The statistically significant, positive correlation coefficients between CHQ scales/summary measures and the VAS rating of the child’s health by the parent supported the concurrent validity of the CHQ-PF28. However, the results illustrate that CHQ scales other than general health (for example, those related to role functioning, psychosocial health, and family cohesion) measure concepts that extend beyond the mere measurement of health in general such as was done by the VAS rating by the parents. This study showed the ability of the CHQ-PF to discriminate between absence/presence of three parent reported conditions, with scoring patterns that generally confirm hypotheses that were based on the nature of the three conditions. This is in accordance with earlier reports on the CHQ-PF50 and CHQ-CF87.11–20 We recommend further assessments of the validity of the CHQ-PF28 by comparing scores between clinical groups with reported medical conditions, in addition to this study that included parent reports.1–3
There is a clear need for feasible, reliable, and valid measures to describe generic health status and health related quality of life in child populations; this is equally true for community health and for clinical applications, and in the future possibly for applications in daily medical (preventive) practice.1–8 The CHQ is such a measure, and short forms like the CHQ-PF28 are especially welcome given the overload of items in most questionnaires. This study showed the score distributions and concurrent and discriminative validity of the CHQ-PF28 to be comparable to its longer counterpart, the CHQ-PF50. However, the internal consistency and test-retest reliability of many individual CHQ-PF28 scales were comparatively low. The two CHQ summary score measures however did show adequate internal consistency, while the psychosocial summary measure also showed excellent test-retest reliability. In community health applications, therefore, the CHQ-PF28 offers an acceptable alternative to the longer CHQ-PF50 if evaluation of the summary measures suffices and reliable estimates of each separate CHQ scale are not required for the purpose of health measurement. In addition to our study, we recommend that further assessment of the CHQ-PF28 be made in varied clinical samples, as well as a close evaluation of both the responsiveness to change and test-retest characteristics.

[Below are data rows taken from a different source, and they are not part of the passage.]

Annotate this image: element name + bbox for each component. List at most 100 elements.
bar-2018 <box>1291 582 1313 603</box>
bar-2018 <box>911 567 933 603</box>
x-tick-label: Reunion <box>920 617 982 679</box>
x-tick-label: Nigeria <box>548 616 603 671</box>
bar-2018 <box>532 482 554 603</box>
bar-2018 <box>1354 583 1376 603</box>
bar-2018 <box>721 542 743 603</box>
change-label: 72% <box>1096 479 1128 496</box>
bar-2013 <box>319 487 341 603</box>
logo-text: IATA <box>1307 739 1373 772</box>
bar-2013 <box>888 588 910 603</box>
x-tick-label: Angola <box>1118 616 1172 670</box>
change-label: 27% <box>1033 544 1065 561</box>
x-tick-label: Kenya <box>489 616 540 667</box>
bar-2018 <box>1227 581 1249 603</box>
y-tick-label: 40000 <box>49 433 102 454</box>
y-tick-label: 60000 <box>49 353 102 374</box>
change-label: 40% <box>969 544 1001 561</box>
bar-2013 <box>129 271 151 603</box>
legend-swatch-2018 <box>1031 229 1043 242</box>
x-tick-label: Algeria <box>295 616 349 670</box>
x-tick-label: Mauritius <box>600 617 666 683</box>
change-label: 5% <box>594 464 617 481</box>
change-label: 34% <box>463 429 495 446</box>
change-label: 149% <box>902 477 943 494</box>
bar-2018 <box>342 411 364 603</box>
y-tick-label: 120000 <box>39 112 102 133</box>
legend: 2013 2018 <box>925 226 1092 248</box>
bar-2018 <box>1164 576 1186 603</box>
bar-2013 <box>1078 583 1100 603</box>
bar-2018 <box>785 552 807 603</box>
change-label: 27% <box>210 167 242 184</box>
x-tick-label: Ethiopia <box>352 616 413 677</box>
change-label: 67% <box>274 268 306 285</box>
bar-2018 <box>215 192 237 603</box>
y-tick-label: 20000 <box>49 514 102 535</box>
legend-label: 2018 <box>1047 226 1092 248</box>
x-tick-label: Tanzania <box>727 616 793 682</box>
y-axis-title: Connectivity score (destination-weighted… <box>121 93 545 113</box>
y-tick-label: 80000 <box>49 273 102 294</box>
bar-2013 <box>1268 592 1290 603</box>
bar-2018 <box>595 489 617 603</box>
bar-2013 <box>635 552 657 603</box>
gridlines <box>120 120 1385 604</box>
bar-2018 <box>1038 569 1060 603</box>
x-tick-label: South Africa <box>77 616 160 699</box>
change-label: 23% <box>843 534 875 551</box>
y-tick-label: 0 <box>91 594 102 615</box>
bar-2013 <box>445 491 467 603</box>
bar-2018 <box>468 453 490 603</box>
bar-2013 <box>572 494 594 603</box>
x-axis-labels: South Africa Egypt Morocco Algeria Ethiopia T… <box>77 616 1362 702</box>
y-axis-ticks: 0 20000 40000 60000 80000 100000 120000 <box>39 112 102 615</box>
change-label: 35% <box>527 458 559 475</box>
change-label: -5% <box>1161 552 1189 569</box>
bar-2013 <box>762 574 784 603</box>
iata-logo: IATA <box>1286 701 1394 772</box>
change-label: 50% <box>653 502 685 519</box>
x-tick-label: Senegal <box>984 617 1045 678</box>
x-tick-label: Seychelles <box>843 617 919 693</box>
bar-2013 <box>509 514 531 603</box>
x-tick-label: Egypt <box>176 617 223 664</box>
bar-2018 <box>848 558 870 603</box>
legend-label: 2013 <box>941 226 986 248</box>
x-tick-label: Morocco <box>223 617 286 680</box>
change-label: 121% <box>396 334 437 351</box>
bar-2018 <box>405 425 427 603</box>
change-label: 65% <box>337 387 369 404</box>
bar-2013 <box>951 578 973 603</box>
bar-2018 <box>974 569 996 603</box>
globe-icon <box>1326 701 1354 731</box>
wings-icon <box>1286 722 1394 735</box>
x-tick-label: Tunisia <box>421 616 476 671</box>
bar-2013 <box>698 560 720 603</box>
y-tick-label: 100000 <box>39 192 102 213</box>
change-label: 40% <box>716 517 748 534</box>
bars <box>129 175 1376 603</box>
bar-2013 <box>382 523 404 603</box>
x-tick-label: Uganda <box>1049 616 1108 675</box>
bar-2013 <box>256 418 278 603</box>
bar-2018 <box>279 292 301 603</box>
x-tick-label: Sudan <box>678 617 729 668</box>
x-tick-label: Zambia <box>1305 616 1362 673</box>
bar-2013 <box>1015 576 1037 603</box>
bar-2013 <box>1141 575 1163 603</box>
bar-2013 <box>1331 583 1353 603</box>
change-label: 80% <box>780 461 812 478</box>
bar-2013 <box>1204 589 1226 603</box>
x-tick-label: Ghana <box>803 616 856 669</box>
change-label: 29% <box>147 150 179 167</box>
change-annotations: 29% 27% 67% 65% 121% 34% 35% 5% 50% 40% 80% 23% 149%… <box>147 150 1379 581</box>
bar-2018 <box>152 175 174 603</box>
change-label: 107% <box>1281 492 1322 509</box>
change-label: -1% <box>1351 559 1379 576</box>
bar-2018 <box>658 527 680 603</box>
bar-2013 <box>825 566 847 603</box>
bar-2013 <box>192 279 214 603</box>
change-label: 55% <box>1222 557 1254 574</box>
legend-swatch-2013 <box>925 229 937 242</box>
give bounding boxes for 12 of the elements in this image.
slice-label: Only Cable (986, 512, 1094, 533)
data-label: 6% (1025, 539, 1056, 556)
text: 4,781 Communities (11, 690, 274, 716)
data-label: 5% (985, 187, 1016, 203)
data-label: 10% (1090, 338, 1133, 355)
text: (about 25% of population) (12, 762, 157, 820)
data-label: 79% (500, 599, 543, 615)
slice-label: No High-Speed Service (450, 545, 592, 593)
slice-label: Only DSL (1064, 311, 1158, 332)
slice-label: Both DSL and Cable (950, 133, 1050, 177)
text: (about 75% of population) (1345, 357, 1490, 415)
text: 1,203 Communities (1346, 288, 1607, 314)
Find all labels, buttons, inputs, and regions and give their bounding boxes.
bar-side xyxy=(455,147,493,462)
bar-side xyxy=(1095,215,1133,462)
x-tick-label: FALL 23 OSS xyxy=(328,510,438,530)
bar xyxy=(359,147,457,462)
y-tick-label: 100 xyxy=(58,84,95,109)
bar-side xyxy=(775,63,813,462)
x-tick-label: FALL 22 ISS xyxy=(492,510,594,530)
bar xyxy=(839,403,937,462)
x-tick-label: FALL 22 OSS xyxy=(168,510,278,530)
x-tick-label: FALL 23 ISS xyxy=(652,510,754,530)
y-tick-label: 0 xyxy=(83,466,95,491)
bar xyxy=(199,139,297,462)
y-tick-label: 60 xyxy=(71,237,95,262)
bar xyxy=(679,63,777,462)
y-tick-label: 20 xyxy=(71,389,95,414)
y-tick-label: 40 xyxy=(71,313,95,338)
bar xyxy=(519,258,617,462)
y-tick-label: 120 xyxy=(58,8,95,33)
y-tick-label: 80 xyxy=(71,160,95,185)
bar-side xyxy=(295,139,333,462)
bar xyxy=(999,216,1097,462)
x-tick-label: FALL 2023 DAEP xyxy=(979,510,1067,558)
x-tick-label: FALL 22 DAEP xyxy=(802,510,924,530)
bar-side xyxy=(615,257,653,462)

This study was funded by the Netherlands Organisation for Health Research and Development (ZonMw) NWO-Health Care Efficiency Research Program Grant no 945-10-022. The GGD - Municipal Health Service in Rotterdam, Netherlands supported this project and was responsible for the data collection. We are grateful to the school physicians, nurses, doctor’s assistants, researchers and policy advisors of the department of Youth of the Municipal Health Service, especially Rina Labbé-Koopman, MD, head of the department, Hella van den Berg, MA and Joke Belder, for facilitating this project in collaboration with the related schools in and municipalities of Krimpen aan den IJssel and Ridderkerk, Netherlands. We thank Ilse Oonk, MA, Ghazaleh Sehat, Annemieke van Eijsden, MSc, and Gerard Borsboom, MA of the Department of Public Health of Erasmus MC for help with the organisation of this project, data collection, data entry and statistical support. We are grateful to Gouke J Bonsel, MD, PhD, and Reinoud J B J Gemke, MD, PhD for helpful advice regarding the design of this study.
Conflicts of interest: none declared.
The interpretations reported in this article are the author’s (AMB) and do not necessarily correspond with the policy of Statistics Netherlands.